I have a associate teaching license in a koryu style (daitoryu aikijujitsu) that I received in Japan. The koryu martial arts community is interesting because many of them see themselves as martial arts historians. They are preserving the techniques exactly as they have been done for hundreds of years. Personally, even though I studied koryu, I think this is not accurate. Martial techniques are organic and even if we think we are studiously copying the techniques of our teachers, there tends to be a drift. Sometimes we improve the techniques. Sometimes we never hit it as sweet as sensei did. Whatever happens understanding changes. It has too. The koryu guys are playing a centuries old game of "whisper into the ear down a line." The end result will always be different.
I have been very interested in the slow morphing of Tomiki kata in the 30 years since the death of Mr Tomiki. Every artist and every organization is pulling the katas in different directions. It has stayed very true in appearance to the original linear look and feel in some groups. In others it has morphed into circles. The ideas about timings, throw angles and connections seem to change radically too. Some groups are proactive, some reactive. Some enjoy rough housing while others are militant about the pursuit of softness. Many Tomiki societies are even including foot sweeps, which Tomiki Sensei had chosen to leave out of the system.
I believe kata should evolve. Mr Tomiki gave us a framework to help us wrap our heads around the principles of aikido. If we become artists we can use his table of aiki elements he proposed and paint with them throughout our aikido careers. The techniques are a palate to paint the canvas of the mats.
No great artist paints the same thing through their entire life. Artists go through movements. Perhaps Picasso's blue period is equivalent to Tomiki Sensei's competitive Judo days. Eventually in both artists the motivations that caused these movements passed and they went on to create in new ways.
I humbly submit we should closely look at and study the kata and techniques of our teachers, all the while painting something new with our own understanding of the glorious flow that is aiki. Aiki is not something that can be copied. It must be created.
I don't know of many people who would disagree with the evolving shape of martial arts.
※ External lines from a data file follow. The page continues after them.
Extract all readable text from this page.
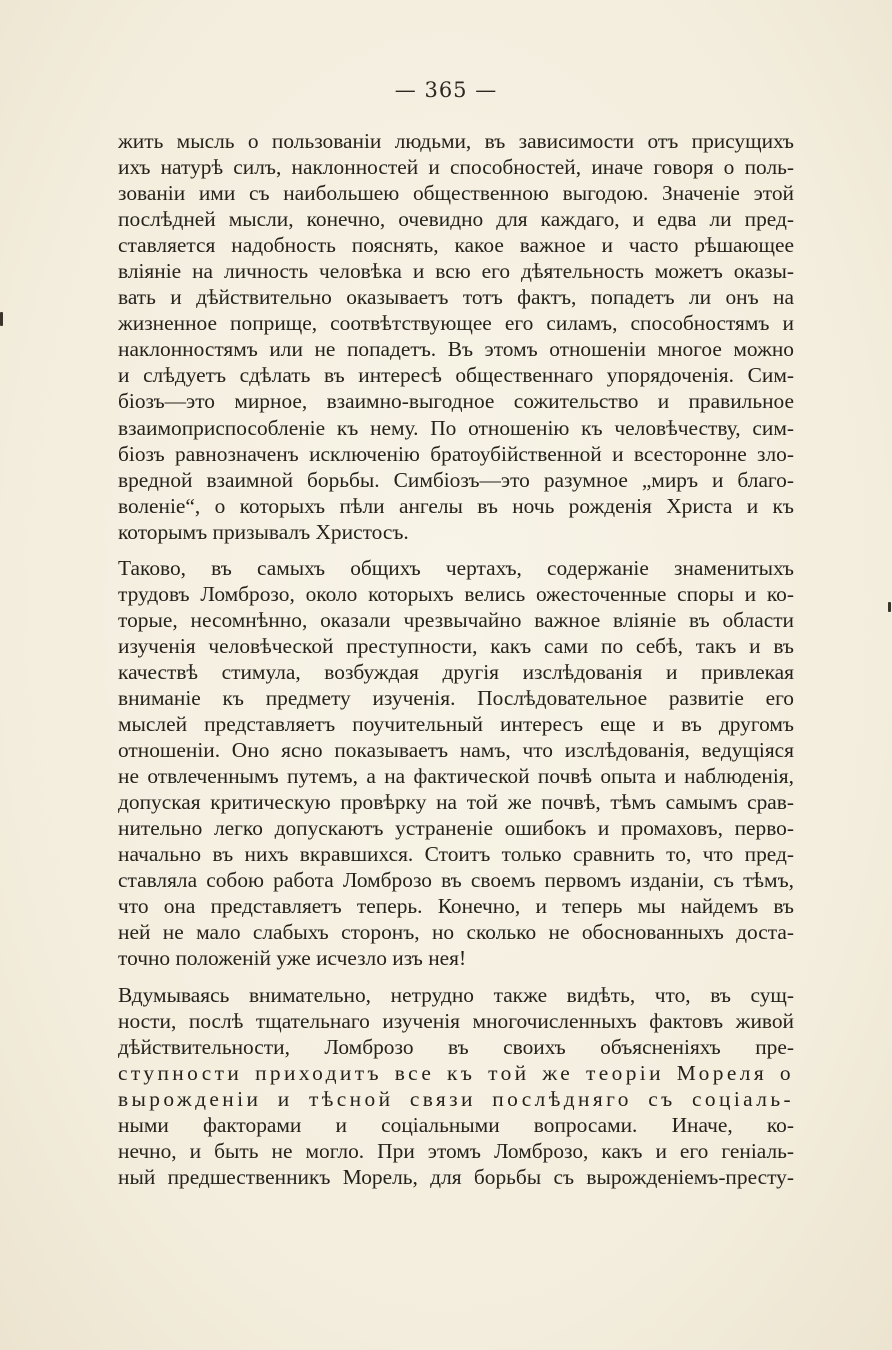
— 365 —
жить мысль о пользованіи людьми, въ зависимости отъ присущихъ
ихъ натурѣ силъ, наклонностей и способностей, иначе говоря о поль-
зованіи ими съ наибольшею общественною выгодою. Значеніе этой
послѣдней мысли, конечно, очевидно для каждаго, и едва ли пред-
ставляется надобность пояснять, какое важное и часто рѣшающее
вліяніе на личность человѣка и всю его дѣятельность можетъ оказы-
вать и дѣйствительно оказываетъ тотъ фактъ, попадетъ ли онъ на
жизненное поприще, соотвѣтствующее его силамъ, способностямъ и
наклонностямъ или не попадетъ. Въ этомъ отношеніи многое можно
и слѣдуетъ сдѣлать въ интересѣ общественнаго упорядоченія. Сим-
біозъ—это мирное, взаимно-выгодное сожительство и правильное
взаимоприспособленіе къ нему. По отношенію къ человѣчеству, сим-
біозъ равнозначенъ исключенію братоубійственной и всесторонне зло-
вредной взаимной борьбы. Симбіозъ—это разумное „миръ и благо-
воленіе“, о которыхъ пѣли ангелы въ ночь рожденія Христа и къ
которымъ призывалъ Христосъ.
Таково, въ самыхъ общихъ чертахъ, содержаніе знаменитыхъ
трудовъ Ломброзо, около которыхъ велись ожесточенные споры и ко-
торые, несомнѣнно, оказали чрезвычайно важное вліяніе въ области
изученія человѣческой преступности, какъ сами по себѣ, такъ и въ
качествѣ стимула, возбуждая другія изслѣдованія и привлекая
вниманіе къ предмету изученія. Послѣдовательное развитіе его
мыслей представляетъ поучительный интересъ еще и въ другомъ
отношеніи. Оно ясно показываетъ намъ, что изслѣдованія, ведущіяся
не отвлеченнымъ путемъ, а на фактической почвѣ опыта и наблюденія,
допуская критическую провѣрку на той же почвѣ, тѣмъ самымъ срав-
нительно легко допускаютъ устраненіе ошибокъ и промаховъ, перво-
начально въ нихъ вкравшихся. Стоитъ только сравнить то, что пред-
ставляла собою работа Ломброзо въ своемъ первомъ изданіи, съ тѣмъ,
что она представляетъ теперь. Конечно, и теперь мы найдемъ въ
ней не мало слабыхъ сторонъ, но сколько не обоснованныхъ доста-
точно положеній уже исчезло изъ нея!
Вдумываясь внимательно, нетрудно также видѣть, что, въ сущ-
ности, послѣ тщательнаго изученія многочисленныхъ фактовъ живой
дѣйствительности, Ломброзо въ своихъ объясненіяхъ пре-
ступности приходитъ все къ той же теоріи Мореля о
вырожденіи и тѣсной связи послѣдняго съ соціаль-
ными факторами и соціальными вопросами. Иначе, ко-
нечно, и быть не могло. При этомъ Ломброзо, какъ и его геніаль-
ный предшественникъ Морель, для борьбы съ вырожденіемъ-престу-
The key word in there being "art". If it did not shape and change with the practicioner or with the age in which it was studied, then it would be all martial and no art.
ReplyDeleteI can see how studious dedication could enable some people to replicate techniques in a very similar (perhaps almost exactly) manner to those who preceeded them. However, down the line there would likely still be deviation - as we are not all perfect students nor perfect teachers.
And aikido is such a fluid thing, capable of changing so drastically based on situation and perspective. There are techniques which I have learned, only to find that someone has improved upon it a few months later.
A martial art is an art, and it changes with the times and the individual. I think that is part of the beauty of it. It is supposed to change.
I believe when someone masters an art, he can't help but recreate that as an expression of his own personality. He can freely use the exercises and tools handed down from the past, but through the lens of his own understanding. He can also freely create new tools and exercises which will fit seamlessly with what has been handed down.